Shoshanna Shapiro: Our Generation’s Heroine

Full disclosure: I wrote Shoshanna Shapiro off as my least favorite character on “Girls” early in the series. How could you not? Jessa was carefree and British, Adam was handsome and charming, Marnie was beautiful, Hannah was quirky and strange, but lovable all the same. Shoshanna, on the other hand, annoyed me. Her problems seemed trivial and I hated that she spoke in new-age tech lingo. I assumed she was an afterthought to even out the threesome and provide some sort of comedic representation of the young millennial.

Then something changed.

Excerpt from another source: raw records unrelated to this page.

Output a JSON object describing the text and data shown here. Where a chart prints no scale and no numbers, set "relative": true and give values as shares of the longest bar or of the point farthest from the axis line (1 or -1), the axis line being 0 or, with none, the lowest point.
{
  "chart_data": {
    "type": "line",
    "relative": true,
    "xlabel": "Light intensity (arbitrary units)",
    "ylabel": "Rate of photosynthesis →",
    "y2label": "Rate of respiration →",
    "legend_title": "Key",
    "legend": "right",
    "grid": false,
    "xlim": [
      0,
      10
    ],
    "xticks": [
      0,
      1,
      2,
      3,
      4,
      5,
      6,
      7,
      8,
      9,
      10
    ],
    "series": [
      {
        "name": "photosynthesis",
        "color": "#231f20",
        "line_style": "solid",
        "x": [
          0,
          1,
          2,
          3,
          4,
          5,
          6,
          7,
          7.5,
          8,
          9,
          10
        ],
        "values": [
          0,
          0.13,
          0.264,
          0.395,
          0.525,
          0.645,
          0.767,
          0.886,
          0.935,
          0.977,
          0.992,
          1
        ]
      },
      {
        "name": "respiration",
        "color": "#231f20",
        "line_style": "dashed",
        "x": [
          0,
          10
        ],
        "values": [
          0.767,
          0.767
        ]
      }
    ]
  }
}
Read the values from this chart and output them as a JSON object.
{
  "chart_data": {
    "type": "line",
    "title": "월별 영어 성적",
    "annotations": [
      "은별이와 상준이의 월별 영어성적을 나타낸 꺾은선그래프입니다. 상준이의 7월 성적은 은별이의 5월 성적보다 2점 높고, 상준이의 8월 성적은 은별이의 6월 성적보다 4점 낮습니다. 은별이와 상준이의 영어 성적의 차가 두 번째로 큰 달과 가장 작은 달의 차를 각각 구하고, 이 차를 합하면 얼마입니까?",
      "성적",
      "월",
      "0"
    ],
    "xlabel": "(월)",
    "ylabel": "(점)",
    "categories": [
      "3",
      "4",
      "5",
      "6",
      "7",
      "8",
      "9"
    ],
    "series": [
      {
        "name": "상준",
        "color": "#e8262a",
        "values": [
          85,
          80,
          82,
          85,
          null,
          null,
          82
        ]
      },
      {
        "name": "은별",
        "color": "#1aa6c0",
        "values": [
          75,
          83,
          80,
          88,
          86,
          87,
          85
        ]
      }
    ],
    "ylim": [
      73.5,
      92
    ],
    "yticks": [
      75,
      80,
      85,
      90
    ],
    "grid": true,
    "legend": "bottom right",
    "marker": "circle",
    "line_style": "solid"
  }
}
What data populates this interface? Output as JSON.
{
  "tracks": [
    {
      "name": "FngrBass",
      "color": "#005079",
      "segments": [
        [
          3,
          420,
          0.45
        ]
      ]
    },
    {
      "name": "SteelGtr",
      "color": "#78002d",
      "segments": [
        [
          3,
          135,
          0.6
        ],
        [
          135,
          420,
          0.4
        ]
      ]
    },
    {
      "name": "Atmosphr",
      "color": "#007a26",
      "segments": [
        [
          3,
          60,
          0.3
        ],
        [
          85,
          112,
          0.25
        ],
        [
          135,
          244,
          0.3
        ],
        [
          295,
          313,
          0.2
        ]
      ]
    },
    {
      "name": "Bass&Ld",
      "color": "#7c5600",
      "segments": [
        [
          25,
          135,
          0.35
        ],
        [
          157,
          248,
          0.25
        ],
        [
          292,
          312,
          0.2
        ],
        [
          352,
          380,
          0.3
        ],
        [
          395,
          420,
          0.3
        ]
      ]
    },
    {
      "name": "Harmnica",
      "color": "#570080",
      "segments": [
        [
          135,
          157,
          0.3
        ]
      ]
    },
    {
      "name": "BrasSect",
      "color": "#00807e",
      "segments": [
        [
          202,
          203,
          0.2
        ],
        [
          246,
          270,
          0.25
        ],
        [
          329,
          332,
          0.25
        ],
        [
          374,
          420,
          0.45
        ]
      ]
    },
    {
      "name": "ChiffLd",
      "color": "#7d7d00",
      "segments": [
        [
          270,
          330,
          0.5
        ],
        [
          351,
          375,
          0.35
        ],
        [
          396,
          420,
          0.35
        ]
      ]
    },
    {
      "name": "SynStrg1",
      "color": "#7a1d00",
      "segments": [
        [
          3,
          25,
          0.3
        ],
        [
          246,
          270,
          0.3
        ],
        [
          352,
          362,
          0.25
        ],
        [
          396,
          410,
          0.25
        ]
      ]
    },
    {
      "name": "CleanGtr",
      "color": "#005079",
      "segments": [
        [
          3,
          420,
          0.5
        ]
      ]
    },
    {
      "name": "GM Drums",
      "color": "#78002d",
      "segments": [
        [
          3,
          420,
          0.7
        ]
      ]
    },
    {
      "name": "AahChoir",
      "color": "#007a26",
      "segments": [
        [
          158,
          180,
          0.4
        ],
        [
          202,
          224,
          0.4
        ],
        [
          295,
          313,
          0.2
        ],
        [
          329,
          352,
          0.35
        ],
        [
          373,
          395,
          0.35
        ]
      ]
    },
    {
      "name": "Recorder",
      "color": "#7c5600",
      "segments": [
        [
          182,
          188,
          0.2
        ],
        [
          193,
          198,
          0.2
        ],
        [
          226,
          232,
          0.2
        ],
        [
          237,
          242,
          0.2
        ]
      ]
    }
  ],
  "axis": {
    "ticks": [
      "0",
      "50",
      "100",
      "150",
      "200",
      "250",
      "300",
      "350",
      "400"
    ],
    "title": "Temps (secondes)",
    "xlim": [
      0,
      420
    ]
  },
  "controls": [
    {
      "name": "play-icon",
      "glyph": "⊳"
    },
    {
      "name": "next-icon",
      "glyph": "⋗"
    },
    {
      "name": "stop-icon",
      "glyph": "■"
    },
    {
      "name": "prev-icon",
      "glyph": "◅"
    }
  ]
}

Shoshanna, played by Zosia Mamet, fell in and out of love gracefully, grew into her own skin, and graduated college late (with no solid ground to stand on). With nothing in her life going according to plan and friends that are, at best self-absorbed pre-teens, Shoshanna has cemented herself as not only a pivotal character on the show, but as a crucial female role model for our generation.

She’s the best friend (and the worst enemy) you’ll ever have.

Shosh is fiercely loyal to her mostly-absent friends. She navigates her young life without the support of Marnie, Hannah, and Jessa, who are all completely absorbed in their own lives. She calls them out when they’re being selfish, delusional, and unpleasant. She is also the first to go to bat for them. When she first learns about Adam’s new paramour, Mimi Rose, Shosh tells Hannah, “We need to find out every possible detail about this rando hussie immediately.”

She is woman, hear her roar!

In the age of feminism, Shoshanna stands out as an empowered advocate for women without being gaudy or judgmental. When she loses her virginity, she proclaims, “I may be deflowered, but I am not devalued.” She knows that her worth does not lie in the hands of whatever man she’s with. This is in stark contrast to Jessa, Hannah, and Marnie. The other girls, especially Marnie, mold their identities around the men in their lives, and derive all of their self-worth from how men perceive and treat them.

She’s wise beyond her years.

Perhaps my favorite thing about Shoshanna is the way she approaches her relationship with Ray in the messy aftermath. Even after he sleeps with one of her best friends, Shoshanna offers some incredibly eloquent insights on love. “I was in love with you,” she tells Ray, “and people always talk about how love is like, you know, the strongest emotion, but I was scared, and sometimes that’s even stronger for some people. Like, people like me.” Being in love is both a beautiful and terrifying thing, and Shoshanna is young but manages to be self-aware and mature about her love for Ray. Shoshanna still admits, even after heartbreak, that loving Ray was the greatest thing she’s ever done: “I like knowing that I did love you because it makes me think that I might be capable of something else great someday.”

She’s just like us.

We first meet Shoshanna while she’s still in college, equipped with a 15-year plan and very particular goals in mind. As most of us know, life usually gets in the way of our plans (or delusions of grandeur as it turns out). With all of her setbacks, including failure and heartbreak, Shoshanna graduated college and now we’re following her through her job search. Shosh is getting an ugly dose of reality, but she isn’t giving up on (some of) her dreams and she remains composed and prideful, unlike her friends who give up when they’re met with any roadblock.

In popular culture women who are powerful, intelligent, beautiful, but also grounded and relatable are nearly nonexistent. Shoshanna has seen failure, heartbreak, and betrayal, but she is the unstoppable heroine of her own story. She is intelligent, self-aware and mature. Shoshanna began as an annoying, garrulous younger cousin, and transformed into a confident, elegant, and incredibly realistic portrayal of a young twenty-something who doesn’t necessarily have it all. She provides an authentic, believable, and relatable female character on a show that at times crosses the line into absurd. While it’s easy to want to emulate Jessa’s brazenness or Marnie’s undeniable beauty, Shoshanna should be the real object of our collective idolization.